Tuesday 20th March 2012

  Artist's impression of a black hole

Our speaker's first formal introduction to black holes came from none other than the world famous physicist Professor Stephen Hawking. Dr Somak Raychaudhury began his talk "How to Find Black Holes" by emphasising that we are not in imminent danger due to black holes even though most science fiction films would have us believe otherwise. He stressed that they are not the cosmic vacuum cleaners that they are portrayed to be and that even if our Sun became one overnight the Earth would be safe from its grasp. In fact even the innermost planet, Mercury, would still be safely in orbit.

Dr Raychaudhury considers there to be definitely two types of black holes, categorised as either stellar mass or supermassive objects. The stellar mass type has a mass in the range 3 to 100 times the mass of our Sun whereas supermassive black holes have millions or even billions the mass of our Sun. Some scientists have proposed the existence of intermediate mass black holes that have from thousands to hundreds of thousands the mass of our Sun but Dr Raychaudhury is somewhat sceptical.

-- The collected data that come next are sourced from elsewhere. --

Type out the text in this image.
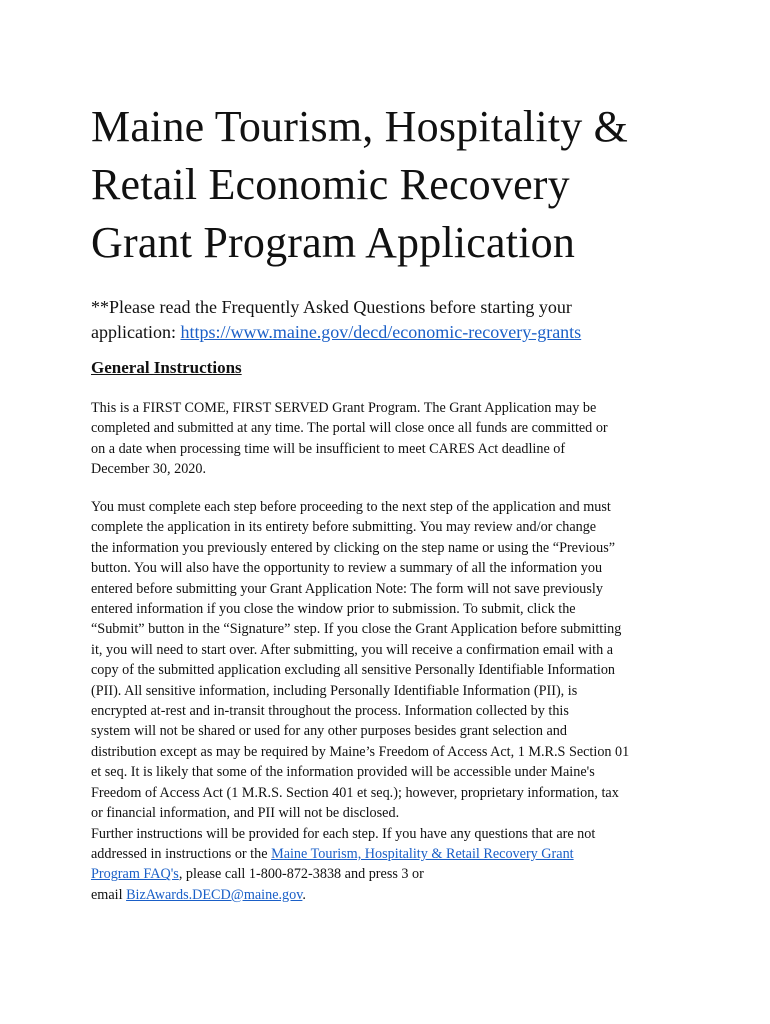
Maine Tourism, Hospitality &
Retail Economic Recovery
Grant Program Application
**Please read the Frequently Asked Questions before starting your
application: https://www.maine.gov/decd/economic-recovery-grants
General Instructions
This is a FIRST COME, FIRST SERVED Grant Program. The Grant Application may be
completed and submitted at any time. The portal will close once all funds are committed or
on a date when processing time will be insufficient to meet CARES Act deadline of
December 30, 2020.
You must complete each step before proceeding to the next step of the application and must
complete the application in its entirety before submitting. You may review and/or change
the information you previously entered by clicking on the step name or using the “Previous”
button. You will also have the opportunity to review a summary of all the information you
entered before submitting your Grant Application Note: The form will not save previously
entered information if you close the window prior to submission. To submit, click the
“Submit” button in the “Signature” step. If you close the Grant Application before submitting
it, you will need to start over. After submitting, you will receive a confirmation email with a
copy of the submitted application excluding all sensitive Personally Identifiable Information
(PII). All sensitive information, including Personally Identifiable Information (PII), is
encrypted at-rest and in-transit throughout the process. Information collected by this
system will not be shared or used for any other purposes besides grant selection and
distribution except as may be required by Maine’s Freedom of Access Act, 1 M.R.S Section 01
et seq. It is likely that some of the information provided will be accessible under Maine's
Freedom of Access Act (1 M.R.S. Section 401 et seq.); however, proprietary information, tax
or financial information, and PII will not be disclosed.
Further instructions will be provided for each step. If you have any questions that are not
addressed in instructions or the Maine Tourism, Hospitality & Retail Recovery Grant
Program FAQ's, please call 1-800-872-3838 and press 3 or
email BizAwards.DECD@maine.gov.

In theory anything can become a black hole if its mass is compressed enough. The Earth as a black hole would be a mere 2 centimetres across and our Sun would have a diameter of 4 kilometres. The concept of an object that we now call a black hole was first proposed by the geologist John Michell in a letter he wrote to the Royal Society scientist Henry Cavendish where he states "...all light emitted from such a body would be made to return towards it by its own proper gravity".

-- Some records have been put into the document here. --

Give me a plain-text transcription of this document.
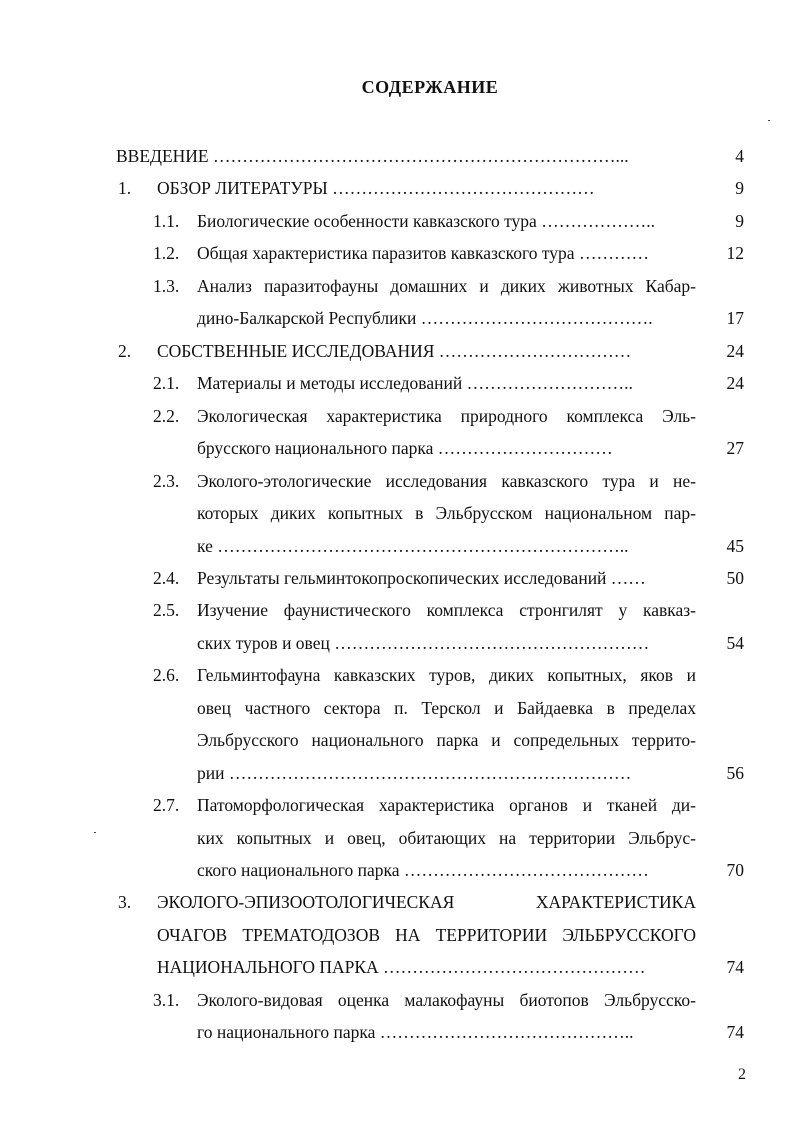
СОДЕРЖАНИЕ
ВВЕДЕНИЕ ……………………………………………………………...	4
1. ОБЗОР ЛИТЕРАТУРЫ ………………………………………	9
1.1. Биологические особенности кавказского тура ………………..	9
1.2. Общая характеристика паразитов кавказского тура …………	12
1.3. Анализ паразитофауны домашних и диких животных Кабар-
дино-Балкарской Республики ………………………………….	17
2. СОБСТВЕННЫЕ ИССЛЕДОВАНИЯ ……………………………	24
2.1. Материалы и методы исследований ………………………..	24
2.2. Экологическая характеристика природного комплекса Эль-
брусского национального парка …………………………	27
2.3. Эколого-этологические исследования кавказского тура и не-
которых диких копытных в Эльбрусском национальном пар-
ке ……………………………………………………………..	45
2.4. Результаты гельминтокопроскопических исследований ……	50
2.5. Изучение фаунистического комплекса стронгилят у кавказ-
ских туров и овец ………………………………………………	54
2.6. Гельминтофауна кавказских туров, диких копытных, яков и
овец частного сектора п. Терскол и Байдаевка в пределах
Эльбрусского национального парка и сопредельных террито-
рии ……………………………………………………………	56
2.7. Патоморфологическая характеристика органов и тканей ди-
ких копытных и овец, обитающих на территории Эльбрус-
ского национального парка ……………………………………	70
3. ЭКОЛОГО-ЭПИЗООТОЛОГИЧЕСКАЯ ХАРАКТЕРИСТИКА
ОЧАГОВ ТРЕМАТОДОЗОВ НА ТЕРРИТОРИИ ЭЛЬБРУССКОГО
НАЦИОНАЛЬНОГО ПАРКА ………………………………………	74
3.1. Эколого-видовая оценка малакофауны биотопов Эльбрусско-
го национального парка ……………………………………..	74
2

This idea that even light fails to escape is encapsulated in the term "black hole" which was first publicly used by the theoretical physicist John Wheeler in 1967 but it had been used earlier in a letter to the American Association for the Advancement of Science.

Although we cannot actually see a black hole we can measure some of its properties, namely its mass, charge and angular momentum. Perhaps its most defining feature is what is known as its event horizon that marks the boundary surrounding a black hole beyond which even light cannot escape.

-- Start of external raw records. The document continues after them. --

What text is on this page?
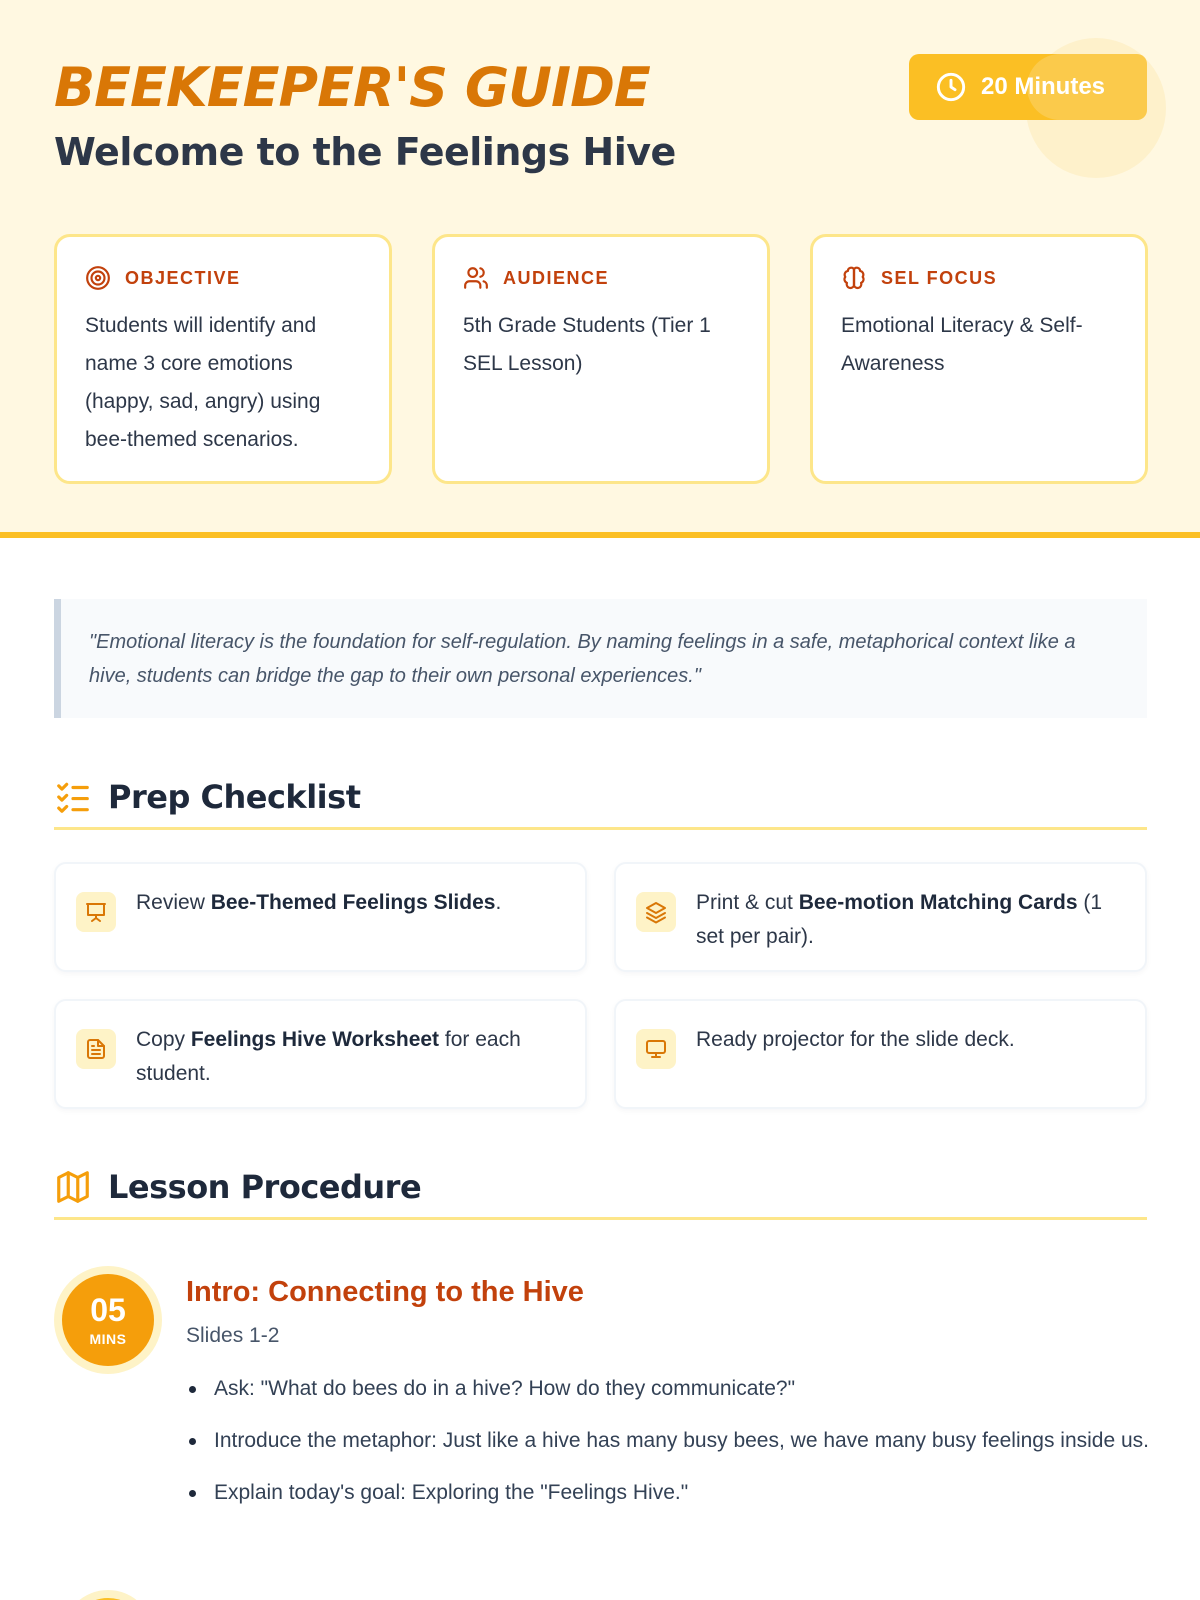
BEEKEEPER'S GUIDE
Welcome to the Feelings Hive
20 Minutes
OBJECTIVE
Students will identify and name 3 core emotions (happy, sad, angry) using bee-themed scenarios.
AUDIENCE
5th Grade Students (Tier 1 SEL Lesson)
SEL FOCUS
Emotional Literacy & Self-Awareness
"Emotional literacy is the foundation for self-regulation. By naming feelings in a safe, metaphorical context like a hive, students can bridge the gap to their own personal experiences."
Prep Checklist
Review Bee-Themed Feelings Slides.	Print & cut Bee-motion Matching Cards (1 set per pair).
Copy Feelings Hive Worksheet for each student.
Ready projector for the slide deck.
Lesson Procedure
05
MINS
Intro: Connecting to the Hive
Slides 1-2
Ask: "What do bees do in a hive? How do they communicate?"
Introduce the metaphor: Just like a hive has many busy bees, we have many busy feelings inside us.
Explain today's goal: Exploring the "Feelings Hive."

Although a black hole cannot be directly observed it gives away its presence due to its effect on its surroundings. For, at the centre of our galaxy, the stars are moving so fast in their orbits that the only possible explanation is the existence of a supermassive black hole with a mass of roughly 4 million of our Suns. The other giveaway of a black hole's presence is as surrounding gas and dust is pulled into its massive gravitational well. The material swirls inwards towards the black hole forming an accretion disc where frictional forces cause the temperature to rise and the release of radiation.

Some black holes also have what are known as relativistic jets that emerge at right angles to their accretion discs. These are narrow streams of plasma that travel at speeds approaching that of the speed of light. It is thought that they form as powerful magnetic fields associated with the accretion disc channel infalling matter outwards along the black hole's poles.


This article was written for the club news column of the Stratford Herald. The actual lecture explained the subject at a deeper level.